Here’s the sad truth: (1) Healthcare costs in the US continue to rise and (2) the quality of care we receive is subpar to other first-world countries. For some insane reason, year after year, when it comes time to renew their healthcare programs, companies across the nation simply rubber-stamp the policies they have, accept the increases, and settle for low-quality care. This is crazy.
For most companies, healthcare is the third largest expense after payroll, and while executives manage other budget items down to the hundredths of a percent, most don’t push back when their group health premiums rise 5% to 30% every year. This is completely absurd.
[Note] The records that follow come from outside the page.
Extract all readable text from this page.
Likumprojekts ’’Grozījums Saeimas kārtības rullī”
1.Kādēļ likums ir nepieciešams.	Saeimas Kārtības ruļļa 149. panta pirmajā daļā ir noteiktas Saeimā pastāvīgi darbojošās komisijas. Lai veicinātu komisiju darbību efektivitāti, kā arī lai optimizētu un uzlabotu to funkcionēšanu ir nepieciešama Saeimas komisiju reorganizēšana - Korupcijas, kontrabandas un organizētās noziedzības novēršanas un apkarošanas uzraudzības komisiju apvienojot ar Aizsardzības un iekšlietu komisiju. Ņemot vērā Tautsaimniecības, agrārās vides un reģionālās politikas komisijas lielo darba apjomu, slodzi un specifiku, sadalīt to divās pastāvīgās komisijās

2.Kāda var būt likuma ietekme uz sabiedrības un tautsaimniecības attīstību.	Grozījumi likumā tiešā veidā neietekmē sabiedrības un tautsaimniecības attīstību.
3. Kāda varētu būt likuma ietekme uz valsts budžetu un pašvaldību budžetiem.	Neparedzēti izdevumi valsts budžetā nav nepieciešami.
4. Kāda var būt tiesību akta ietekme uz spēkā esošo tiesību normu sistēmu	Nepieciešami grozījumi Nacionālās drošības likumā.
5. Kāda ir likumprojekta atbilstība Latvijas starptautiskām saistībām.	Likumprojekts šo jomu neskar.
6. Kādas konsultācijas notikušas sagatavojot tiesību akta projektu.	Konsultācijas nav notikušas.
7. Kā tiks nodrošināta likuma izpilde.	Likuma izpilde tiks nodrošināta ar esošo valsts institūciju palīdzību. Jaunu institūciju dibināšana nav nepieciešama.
Even those who decide to switch insurers can’t be sure they’re getting a good deal. Any “discounts” they are offered are just small reductions of the already inflated prices. Even worse is they sell you on the rationale that they’re creating “savings” for you by lowering your rate increase. You’re told that instead of 12%, they’ll cut it to 7%, thus delivering a 5% savings. Huh? Savings are created when less money is spent. If your rate goes up by the discounted 7% rate, you’re still spending more than in the past year. It’s simple math, yet companies continue to buy into the insanity.
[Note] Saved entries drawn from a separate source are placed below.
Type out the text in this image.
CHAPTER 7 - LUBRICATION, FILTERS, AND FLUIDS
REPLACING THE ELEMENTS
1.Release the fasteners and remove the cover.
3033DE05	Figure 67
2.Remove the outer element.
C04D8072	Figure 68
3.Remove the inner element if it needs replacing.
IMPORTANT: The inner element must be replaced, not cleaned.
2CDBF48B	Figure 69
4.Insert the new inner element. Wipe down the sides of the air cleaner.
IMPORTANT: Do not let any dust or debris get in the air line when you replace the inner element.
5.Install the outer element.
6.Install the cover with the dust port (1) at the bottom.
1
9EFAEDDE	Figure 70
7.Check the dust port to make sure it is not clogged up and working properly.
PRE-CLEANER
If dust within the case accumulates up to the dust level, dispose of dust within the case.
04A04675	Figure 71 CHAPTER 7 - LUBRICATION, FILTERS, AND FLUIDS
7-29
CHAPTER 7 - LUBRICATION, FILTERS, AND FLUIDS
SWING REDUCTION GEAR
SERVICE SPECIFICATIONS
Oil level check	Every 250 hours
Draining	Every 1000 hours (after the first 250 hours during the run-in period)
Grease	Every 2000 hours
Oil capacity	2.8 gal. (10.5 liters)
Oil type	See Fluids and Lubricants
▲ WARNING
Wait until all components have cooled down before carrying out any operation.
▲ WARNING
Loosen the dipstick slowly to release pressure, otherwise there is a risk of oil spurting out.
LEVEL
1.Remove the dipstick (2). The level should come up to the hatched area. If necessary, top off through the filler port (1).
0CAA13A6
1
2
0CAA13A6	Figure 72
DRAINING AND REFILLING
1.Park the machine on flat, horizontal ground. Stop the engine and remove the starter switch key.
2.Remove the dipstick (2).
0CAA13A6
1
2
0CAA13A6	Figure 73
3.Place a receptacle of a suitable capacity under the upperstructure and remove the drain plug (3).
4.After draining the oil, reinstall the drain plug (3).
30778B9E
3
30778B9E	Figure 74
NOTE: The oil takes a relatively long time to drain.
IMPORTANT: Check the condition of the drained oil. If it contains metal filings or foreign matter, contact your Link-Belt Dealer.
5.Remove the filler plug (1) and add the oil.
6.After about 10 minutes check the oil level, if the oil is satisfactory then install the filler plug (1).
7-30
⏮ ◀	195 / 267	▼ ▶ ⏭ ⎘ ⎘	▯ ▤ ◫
Many companies maintain this status quo because, well, it’s the status quo. Big companies feel comfortable being backed by big insurance agencies, despite the ever-rising cost and lackluster care. Smaller businesses, on the other hand, feel they need to offer enticing benefits to attract the talent they need to grow — and what looks better on paper than an insurance provider with a national footprint and a gigantic provider network?
However, what looks good on paper is not necessarily what’s best for employees, employers, or the bottom line. There are smarter, less expensive options that offer higher quality care. There are well-known strategies that few companies take advantage of today. Thankfully, the times are changing. The president of General Motors North America famously announced in 2004 that GM spent more on healthcare than steel. It took the automaker over 12 years to figure out a solution to their healthcare spend problem.
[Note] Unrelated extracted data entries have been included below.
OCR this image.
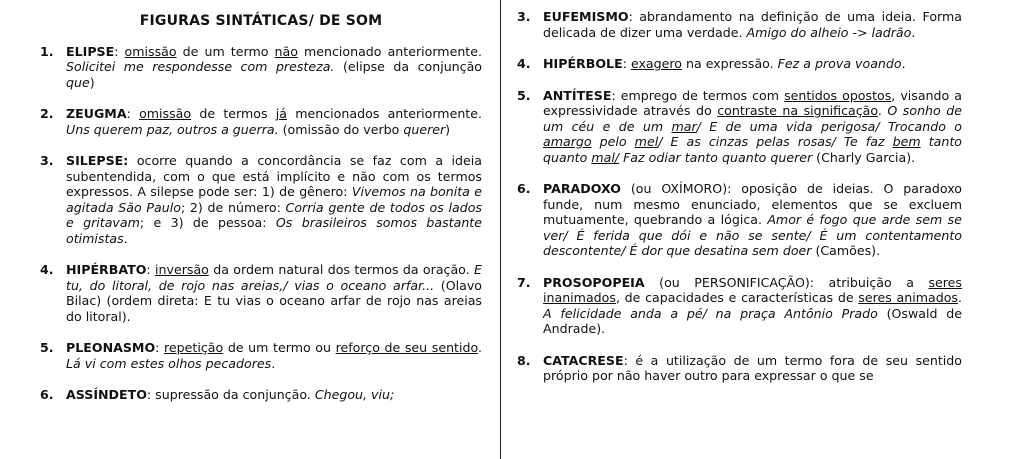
FIGURAS SINTÁTICAS/ DE SOM
1. ELIPSE: omissão de um termo não mencionado anteriormente. Solicitei me respondesse com presteza. (elipse da conjunção que)
2. ZEUGMA: omissão de termos já mencionados anteriormente. Uns querem paz, outros a guerra. (omissão do verbo querer)
3. SILEPSE: ocorre quando a concordância se faz com a ideia subentendida, com o que está implícito e não com os termos expressos. A silepse pode ser: 1) de gênero: Vivemos na bonita e agitada São Paulo; 2) de número: Corria gente de todos os lados e gritavam; e 3) de pessoa: Os brasileiros somos bastante otimistas.
4. HIPÉRBATO: inversão da ordem natural dos termos da oração. E tu, do litoral, de rojo nas areias,/ vias o oceano arfar... (Olavo Bilac) (ordem direta: E tu vias o oceano arfar de rojo nas areias do litoral).
5. PLEONASMO: repetição de um termo ou reforço de seu sentido. Lá vi com estes olhos pecadores.
6. ASSÍNDETO: supressão da conjunção. Chegou, viu;
3. EUFEMISMO: abrandamento na definição de uma ideia. Forma delicada de dizer uma verdade. Amigo do alheio -> ladrão.
4. HIPÉRBOLE: exagero na expressão. Fez a prova voando.
5. ANTÍTESE: emprego de termos com sentidos opostos, visando a expressividade através do contraste na significação. O sonho de um céu e de um mar/ E de uma vida perigosa/ Trocando o amargo pelo mel/ E as cinzas pelas rosas/ Te faz bem tanto quanto mal/ Faz odiar tanto quanto querer (Charly Garcia).
6. PARADOXO (ou OXÍMORO): oposição de ideias. O paradoxo funde, num mesmo enunciado, elementos que se excluem mutuamente, quebrando a lógica. Amor é fogo que arde sem se ver/ É ferida que dói e não se sente/ É um contentamento descontente/ É dor que desatina sem doer (Camões).
7. PROSOPOPEIA (ou PERSONIFICAÇÃO): atribuição a seres inanimados, de capacidades e características de seres animados. A felicidade anda a pé/ na praça Antônio Prado (Oswald de Andrade).
8. CATACRESE: é a utilização de um termo fora de seu sentido próprio por não haver outro para expressar o que se
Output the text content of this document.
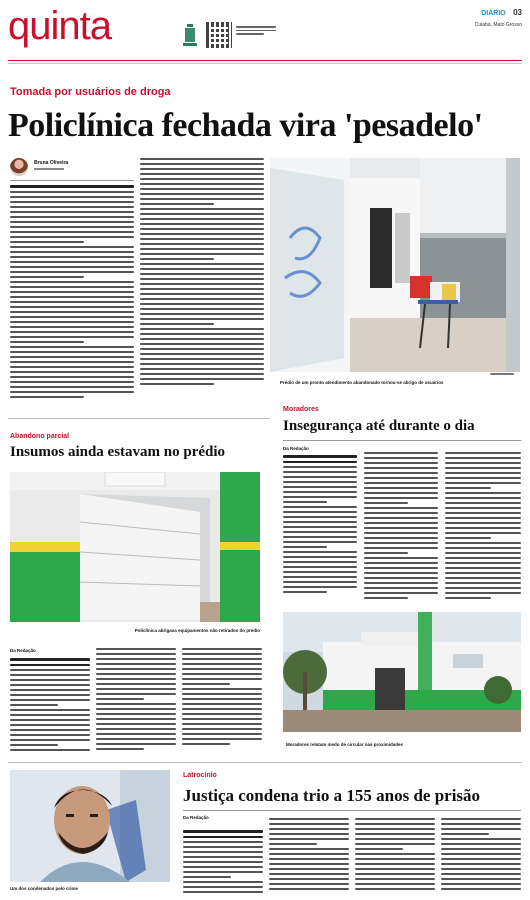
quinta	DIÁRIO 03
Cuiabá, Mato Grosso
Tomada por usuários de droga
Policlínica fechada vira 'pesadelo'
Bruna Oliveira
Prédio de um pronto atendimento abandonado tornou-se abrigo de usuários
Moradores
Insegurança até durante o dia
Da Redação
Moradores relatam medo de circular nas proximidades
Abandono parcial
Insumos ainda estavam no prédio
Policlínica abrigava equipamentos não retirados do prédio
Da Redação
Um dos condenados pelo crime
Latrocínio
Justiça condena trio a 155 anos de prisão
Da Redação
Today, healthcare advisors armed with the right knowledge and tools can access and analyze insurance financial reports to gain a full understanding of a company’s healthcare usage and costs. They can identify opportunities to create savings, help negotiate better, less expensive healthcare plans, and provide guidance on making the move to a self-funded plan.
Companies don’t have to accept the status quo anymore — we don’t have to accept this insane system of healthcare delivery in the U.S. Armed with the information they need and a clear understanding of their options, companies can gain control over their healthcare costs while ensuring employees higher quality of care.